Among other projects this year, he collaborated with one of the biggest names in dance music, Daft Punk. The Grammy-nominated French duo invited Moroder into the studio — not to push buttons and twist knobs, but to narrate his own life.
I met Donna Summer in ’74. I loved the Serge Gainsbourg song “Je T’Aime… Moi Non Plus.”
I’m not a discotheque guy.
Sometimes, if I had a new demo I went to some discotheques to check it out — see how the reactions of the people were. But just to dance, I rarely did that.

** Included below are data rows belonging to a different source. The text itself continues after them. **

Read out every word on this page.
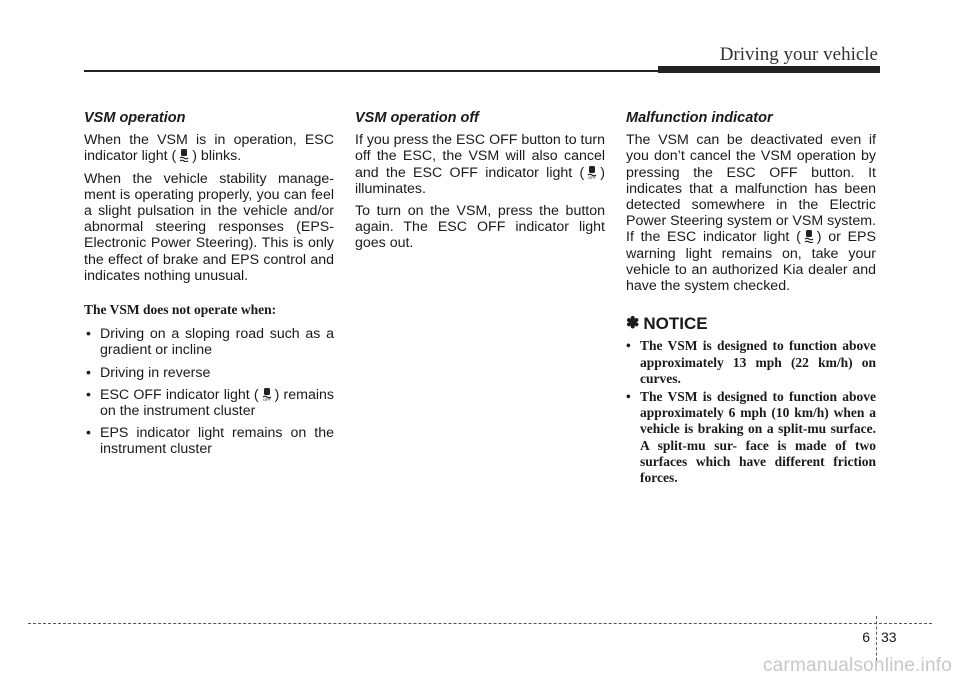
Driving your vehicle
VSM operation

When the VSM is in operation, ESC indicator light ( ) blinks.

When the vehicle stability manage- ment is operating properly, you can feel a slight pulsation in the vehicle and/or abnormal steering responses (EPS- Electronic Power Steering). This is only the effect of brake and EPS control and indicates nothing unusual.

The VSM does not operate when:
• Driving on a sloping road such as a gradient or incline
• Driving in reverse
• ESC OFF indicator light ( OFF ) remains on the instrument cluster
• EPS indicator light remains on the instrument cluster
VSM operation off

If you press the ESC OFF button to turn off the ESC, the VSM will also cancel and the ESC OFF indicator light ( OFF ) illuminates.

To turn on the VSM, press the button again. The ESC OFF indicator light goes out.

Malfunction indicator

The VSM can be deactivated even if you don’t cancel the VSM operation by pressing the ESC OFF button. It indicates that a malfunction has been detected somewhere in the Electric Power Steering system or VSM system. If the ESC indicator light ( ) or EPS warning light remains on, take your vehicle to an authorized Kia dealer and have the system checked.

✽ NOTICE
• The VSM is designed to function above approximately 13 mph (22 km/h) on curves.
• The VSM is designed to function above approximately 6 mph (10 km/h) when a vehicle is braking on a split-mu surface. A split-mu sur- face is made of two surfaces which have different friction forces.
6 33
carmanualsonline.info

Now, the DJ becomes a star in itself, because of the way he programs the songs with lows and then highs and then slowing it down. The big DJs, like Tiesto and Deadmau5 and all those guys, they are very, very creative.
Daft Punk. That big hit “Get Lucky” is a disco song — not only the melody and the whole concept, but we had one of the great disco guys and one of the best guitarists ever, Nile Rodgers, to play on it. So that’s great disco, but a modern disco, because it has great vocoders and synthesizers.
The trend now is to go back to more traditional composing, where you have an intro, a verse, a pre-chorus, a chorus.
Avicii, with the song “Wake Me Up,” that’s more like a traditional dance song — in fact, it could be a country-and-western song. I think the music in the EDM world is going to go back to recording and composing the traditional way.